For ACLR+meniscus repairs, clinicians must balance protection with early mobility. Normal ROM and gait should be restored within 6 weeks, even with conservative protocols. Return-to-sport should not be time-based alone, but guided by objective criteria, psychological readiness, PROMs, and cardiovascular preparedness. 

Ultimately, rehabilitation must be individualized, respecting surgical details, tissue healing timelines, patient goals, and current best evidence. 

References
  1. Paudel, Yuba Raj, Mark Sommerfeldt, and Don Voaklander. Increasing incidence of anterior cruciate ligament reconstruction: a 17-year population-based study. Knee Surgery, Sports Traumatology, Arthroscopy, 2023; 31(1): 248–255. 
  1. Adams, Bryan G., Megan N. Houston, and Kenneth L. Cameron. The epidemiology of meniscus injury. Sports Medicine and Arthroscopy Review, 2021; 29(3): e24–e33. 
  1. Markes, Alexander R., Jonathan D. Hodax, and Chunbong Benjamin Ma. Meniscus form and function. Clinics in Sports Medicine, 2020; 39(1): 1–12. 
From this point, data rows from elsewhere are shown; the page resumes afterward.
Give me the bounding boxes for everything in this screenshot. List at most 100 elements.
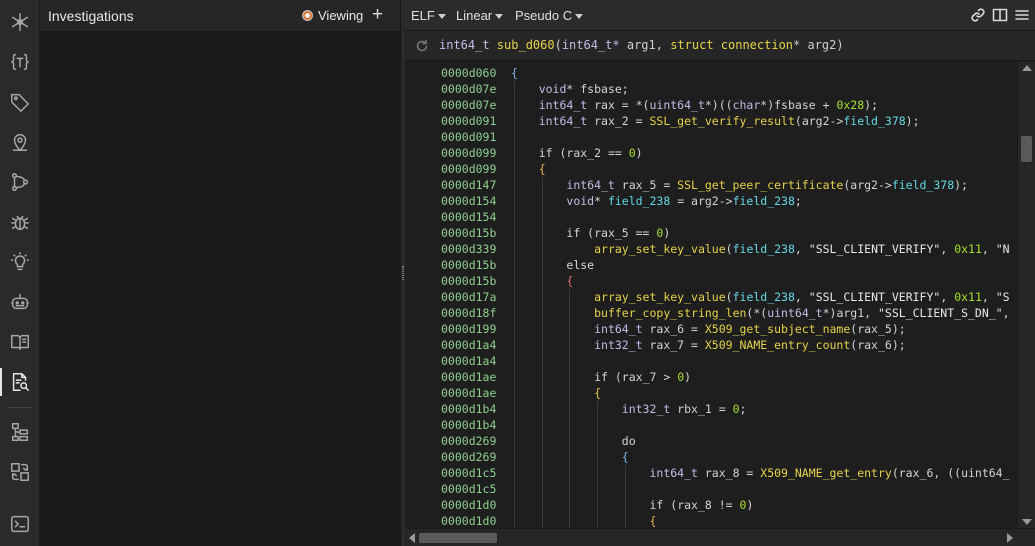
horizontal-scrollbar[interactable] [405,528,1035,546]
investigation-icon[interactable] [0,362,40,402]
line-address[interactable]: 0000d154 [441,209,496,225]
location-icon[interactable] [0,122,40,162]
function-signature-bar: int64_t sub_d060(int64_t* arg1, struct c… [405,31,1035,61]
code-line[interactable]: 0000d1d0 if (rax_8 != 0) [405,497,1017,513]
link-icon[interactable] [970,7,986,23]
decompiled-code-view[interactable]: 0000d060 {0000d07e void* fsbase; 0000d07e … [405,62,1017,528]
investigations-header: Investigations Viewing + [40,0,400,32]
function-signature[interactable]: int64_t sub_d060(int64_t* arg1, struct c… [439,38,844,52]
code-line[interactable]: 0000d1a4 int32_t rax_7 = X509_NAME_entry… [405,337,1017,353]
code-line[interactable]: 0000d099 { [405,161,1017,177]
code-line[interactable]: 0000d269 do [405,433,1017,449]
line-text: void* fsbase; [538,82,629,96]
tags-icon[interactable] [0,82,40,122]
code-line[interactable]: 0000d07e void* fsbase; [405,81,1017,97]
line-address[interactable]: 0000d269 [441,433,496,449]
bug-icon[interactable] [0,202,40,242]
code-line[interactable]: 0000d1b4 int32_t rbx_1 = 0; [405,401,1017,417]
indent-guide [541,177,543,528]
code-line[interactable]: 0000d1a4 [405,353,1017,369]
terminal-icon[interactable] [0,504,40,544]
code-line[interactable]: 0000d154 void* field_238 = arg2->field_2… [405,193,1017,209]
chevron-down-icon [495,13,504,19]
line-address[interactable]: 0000d1b4 [441,417,496,433]
line-address[interactable]: 0000d1d0 [441,497,496,513]
line-address[interactable]: 0000d1b4 [441,401,496,417]
viewing-toggle[interactable]: Viewing [302,8,363,23]
code-line[interactable]: 0000d15b else [405,257,1017,273]
code-line[interactable]: 0000d1ae { [405,385,1017,401]
line-text: int64_t rax = *(uint64_t*)((char*)fsbase… [538,98,879,112]
scroll-left-icon[interactable] [409,533,415,543]
code-line[interactable]: 0000d091 int64_t rax_2 = SSL_get_verify_… [405,113,1017,129]
line-address[interactable]: 0000d17a [441,289,496,305]
line-address[interactable]: 0000d099 [441,161,496,177]
code-line[interactable]: 0000d07e int64_t rax = *(uint64_t*)((cha… [405,97,1017,113]
line-address[interactable]: 0000d147 [441,177,496,193]
robot-icon[interactable] [0,282,40,322]
types-icon[interactable] [0,42,40,82]
code-line[interactable]: 0000d099 if (rax_2 == 0) [405,145,1017,161]
line-address[interactable]: 0000d1a4 [441,337,496,353]
code-line[interactable]: 0000d18f buffer_copy_string_len(*(uint64… [405,305,1017,321]
code-line[interactable]: 0000d339 array_set_key_value(field_238, … [405,241,1017,257]
line-address[interactable]: 0000d1c5 [441,481,496,497]
code-line[interactable]: 0000d17a array_set_key_value(field_238, … [405,289,1017,305]
line-address[interactable]: 0000d269 [441,449,496,465]
horizontal-scroll-thumb[interactable] [419,533,497,543]
language-dropdown[interactable]: Pseudo C [515,8,584,23]
code-line[interactable]: 0000d1ae if (rax_7 > 0) [405,369,1017,385]
line-address[interactable]: 0000d1ae [441,385,496,401]
line-address[interactable]: 0000d07e [441,81,496,97]
compare-icon[interactable] [0,452,40,492]
split-view-icon[interactable] [992,7,1008,23]
indent-guide [597,401,599,528]
line-address[interactable]: 0000d07e [441,97,496,113]
viewing-label: Viewing [318,8,364,23]
code-line[interactable]: 0000d269 { [405,449,1017,465]
splitter-grip[interactable] [402,266,404,280]
add-investigation-button[interactable]: + [372,4,383,26]
line-address[interactable]: 0000d091 [441,129,496,145]
line-address[interactable]: 0000d099 [441,145,496,161]
refresh-icon[interactable] [415,39,429,53]
code-line[interactable]: 0000d1c5 [405,481,1017,497]
book-icon[interactable] [0,322,40,362]
line-address[interactable]: 0000d339 [441,241,496,257]
git-branch-icon[interactable] [0,162,40,202]
layout-dropdown[interactable]: Linear [456,8,504,23]
code-line[interactable]: 0000d15b { [405,273,1017,289]
code-line[interactable]: 0000d199 int64_t rax_6 = X509_get_subjec… [405,321,1017,337]
hierarchy-icon[interactable] [0,412,40,452]
line-address[interactable]: 0000d15b [441,257,496,273]
code-line[interactable]: 0000d15b if (rax_5 == 0) [405,225,1017,241]
eye-icon [302,10,313,21]
line-address[interactable]: 0000d1a4 [441,353,496,369]
line-address[interactable]: 0000d199 [441,321,496,337]
vertical-scrollbar[interactable] [1017,62,1035,528]
line-address[interactable]: 0000d15b [441,273,496,289]
line-address[interactable]: 0000d18f [441,305,496,321]
line-address[interactable]: 0000d1ae [441,369,496,385]
menu-icon[interactable] [1014,7,1030,23]
graph-icon[interactable] [0,2,40,42]
code-line[interactable]: 0000d154 [405,209,1017,225]
line-address[interactable]: 0000d060 [441,65,496,81]
lightbulb-icon[interactable] [0,242,40,282]
scroll-up-icon[interactable] [1022,65,1032,71]
code-line[interactable]: 0000d060 { [405,65,1017,81]
line-address[interactable]: 0000d1c5 [441,465,496,481]
view-type-dropdown[interactable]: ELF [411,8,446,23]
line-address[interactable]: 0000d1d0 [441,513,496,528]
scroll-right-icon[interactable] [1007,533,1013,543]
code-line[interactable]: 0000d091 [405,129,1017,145]
code-line[interactable]: 0000d1c5 int64_t rax_8 = X509_NAME_get_e… [405,465,1017,481]
line-address[interactable]: 0000d091 [441,113,496,129]
vertical-scroll-thumb[interactable] [1021,136,1032,162]
line-address[interactable]: 0000d154 [441,193,496,209]
line-address[interactable]: 0000d15b [441,225,496,241]
code-line[interactable]: 0000d1d0 { [405,513,1017,528]
code-line[interactable]: 0000d147 int64_t rax_5 = SSL_get_peer_ce… [405,177,1017,193]
scroll-down-icon[interactable] [1022,519,1032,525]
code-line[interactable]: 0000d1b4 [405,417,1017,433]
  1. Lind, Martin, et al. Free rehabilitation is safe after isolated meniscus repair: a prospective randomized trial comparing free with restricted rehabilitation regimens. American Journal of Sports Medicine, 2013; 41(12): 2753–2758. 
  1. Fried, Jordan W., et al. Return-to-play and rehabilitation protocols following isolated meniscal repair—a systematic review. Arthroscopy, Sports Medicine, and Rehabilitation, 2021; 3(1): e241–e247. 
  1. Kotsifaki, Roula, et al. Is 9 months the sweet spot for male athletes to return to sport after anterior cruciate ligament reconstruction? British Journal of Sports Medicine, 2025. 
  1. Lehoczky, Győző, et al. Similar Return-to-Sports After Anterior Cruciate Ligament Reconstruction With or Without Meniscal Repair in Skeletally Immature Patients: A Prospective, Comparative Cohort Study. Journal of Pediatric Orthopaedics, 2025. 
  1. Buckthorpe, Matthew, et al. Optimising the early-stage rehabilitation process post-ACL reconstruction. Sports Medicine, 2024; 54(1): 49–72.